Si è conclusa il 17 maggio con il patteggiamento per 10 imputati (da pochi mesi ad oltre un anno di reclusione più una multa), e di 6 società per responsabilità amministrativa (ex D.Lgs 231/01) il processo relativo all’inchiesta che ha coinvolto due tra i prodotti DOP più famosi al mondo, il Prosciutto di Parma e quello di San Daniele.
I Fatti
L’inchiesta parte nel 2014 quando la Procura di Torino scopre una vera e propria frode in commercio (accuse poi confermate dalle condanne) poste in essere da alcune aziende che, violando le rigide disposizioni contenute nei disciplinari, hanno utilizzato per la produzione del prosciutto di Parma e San Daniele, carne di maiale danese non ammessa dai Regolamenti.
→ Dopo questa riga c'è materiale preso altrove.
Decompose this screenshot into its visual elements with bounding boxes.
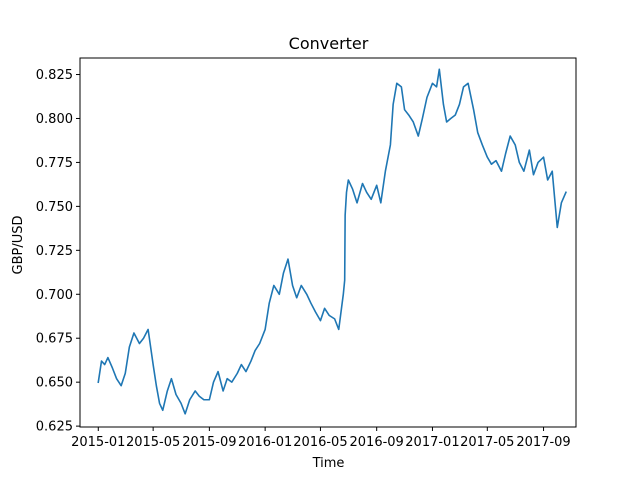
y-tick-label: 0.825 bbox=[36, 68, 73, 83]
y-tick-label: 0.775 bbox=[36, 156, 73, 171]
chart-title: Converter bbox=[289, 34, 369, 53]
x-tick-label: 2015-09 bbox=[182, 435, 236, 450]
x-tick-label: 2017-09 bbox=[516, 435, 570, 450]
x-tick-label: 2015-05 bbox=[126, 435, 180, 450]
y-tick-label: 0.725 bbox=[36, 244, 73, 259]
x-tick-label: 2017-01 bbox=[405, 435, 459, 450]
x-tick-label: 2015-01 bbox=[71, 435, 125, 450]
x-tick-label: 2016-09 bbox=[350, 435, 404, 450]
y-tick-label: 0.800 bbox=[36, 112, 73, 127]
x-axis-label: Time bbox=[312, 456, 345, 471]
data-line-series-0 bbox=[97, 68, 567, 415]
y-tick-label: 0.750 bbox=[36, 200, 73, 215]
y-tick-label: 0.625 bbox=[36, 420, 73, 435]
y-tick-label: 0.650 bbox=[36, 376, 73, 391]
x-tick-label: 2016-01 bbox=[238, 435, 292, 450]
x-tick-label: 2017-05 bbox=[460, 435, 514, 450]
y-axis-label: GBP/USD bbox=[11, 216, 26, 275]
y-tick-label: 0.700 bbox=[36, 288, 73, 303]
y-tick-label: 0.675 bbox=[36, 332, 73, 347]
x-tick-label: 2016-05 bbox=[293, 435, 347, 450]
plot-area: 2015-01 2015-05 2015-09 2016-01 2016-05 2016-… bbox=[36, 57, 577, 450]
axes-frame bbox=[79, 57, 577, 428]
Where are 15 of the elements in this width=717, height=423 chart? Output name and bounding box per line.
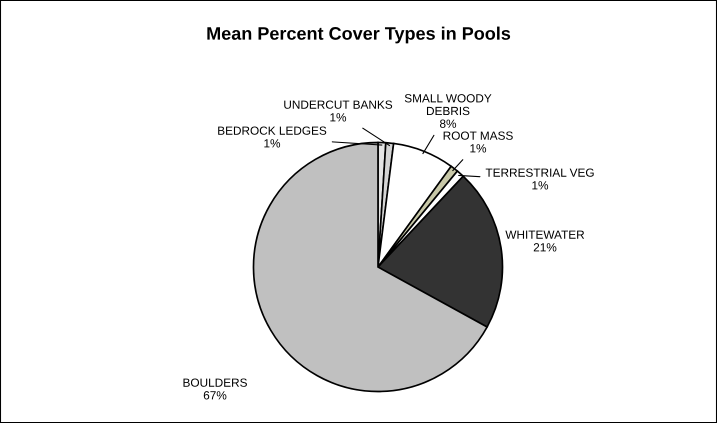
slice-label: UNDERCUT BANKS	[284, 100, 392, 109]
slice-label: WHITEWATER	[505, 230, 584, 239]
slice-label: BEDROCK LEDGES	[218, 126, 326, 135]
data-label: 1%	[330, 113, 346, 122]
chart-title: Mean Percent Cover Types in Pools	[207, 26, 510, 44]
slice-label: TERRESTRIAL VEG	[486, 168, 594, 177]
slice-label: SMALL WOODY DEBRIS	[404, 94, 492, 116]
data-label: 1%	[264, 139, 280, 148]
data-label: 8%	[440, 120, 456, 128]
data-label: 1%	[470, 144, 486, 152]
slice-label: ROOT MASS	[444, 131, 513, 140]
data-label: 21%	[534, 243, 556, 252]
data-label: 1%	[532, 181, 548, 190]
slice-label: BOULDERS	[183, 378, 247, 387]
data-label: 67%	[204, 391, 226, 400]
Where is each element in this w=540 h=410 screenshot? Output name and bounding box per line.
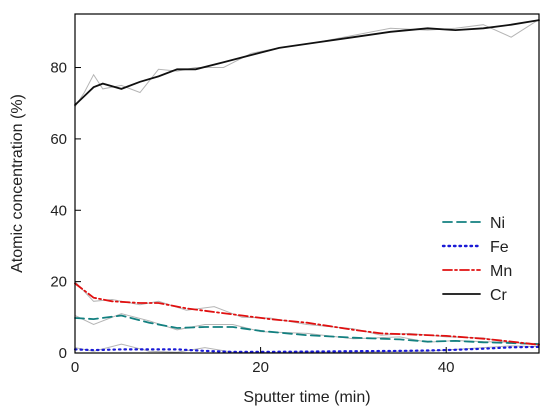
legend: Ni Fe Mn Cr [441,215,512,304]
raw-trace-ni [74,313,540,345]
legend-label-fe: Fe [490,239,509,256]
legend-label-mn: Mn [490,263,512,280]
y-tick-label: 0 [59,345,67,362]
raw-trace-mn [74,281,540,346]
legend-label-cr: Cr [490,287,508,304]
y-tick-label: 80 [50,60,67,77]
series-line-fe [73,345,540,353]
y-tick-label: 20 [50,274,67,291]
series-line-ni [74,314,540,346]
series-line-mn [74,282,540,346]
legend-label-ni: Ni [490,215,505,232]
x-tick-label: 0 [71,359,79,376]
y-axis-label: Atomic concentration (%) [9,94,26,273]
x-tick-label: 40 [438,359,455,376]
plot-frame [74,13,540,354]
x-tick-label: 20 [252,359,269,376]
y-axis-ticks: 0 20 40 60 80 [50,60,81,362]
y-tick-label: 40 [50,202,67,219]
x-axis-label: Sputter time (min) [243,389,370,406]
series-line-cr [74,19,540,106]
x-axis-ticks: 0 20 40 [71,347,455,376]
series-layer [73,19,540,353]
raw-trace-cr [74,18,540,108]
y-tick-label: 60 [50,131,67,148]
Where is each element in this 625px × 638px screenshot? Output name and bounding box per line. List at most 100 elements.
L’utilizzo di suini danesi rispetto a quelli italiani permetteva agli allevatori l’abbattimento dei costi dovuti alla crescita più rapida dei suini danesi oltre che alla maggiore resa della loro carcassa: niente di pericoloso per la salute, ma sicuramente una lesione dei diritti contrattuali e patrimoniali dei consumatori che pensavano di acquistare un certo tipo di prodotto, con determinate caratteristiche tutelate dai disciplinari dei Consorzi.
A seguito di tale scoperta i due enti certificatori, accreditati per controllare le fasi di allevamento e stagionatura (Istituto Parma Qualità e Ifcq Certificazioni), sono stati commissariati dal Ministero delle politiche agricole per ben due volte, la prima nel corso del 2018 per 6 mesi e poi per ulteriori 3 mesi nel il 16 maggio u.s., a causa di una evidente e palese negligenza nella propria attività di controllori e supervisori della filiera del rispetto dei disciplinari del Prosciutto di Parma e del San Daniele.
Le responsabilità di questa frode di certo non coinvolgano solamente gli allevamenti, non potendo escludersi una responsabilità anche dei macelli e dei prosciuttifici che certamente non potevano non sapere. Tuttavia, non essendo possibile fare di tutta l’erba un fascio, l’adozione di un Modello di Organizzazione e Gestione permetterebbe alle aziende “oneste” di disporre di un sistema di controlli in grado di ridurre sensibilmente il rischio per le stesse di essere coinvolte in frodi commerciali, attraverso l’implementazione di protocolli che permettono una puntuale vigilanza su tutta la filiera.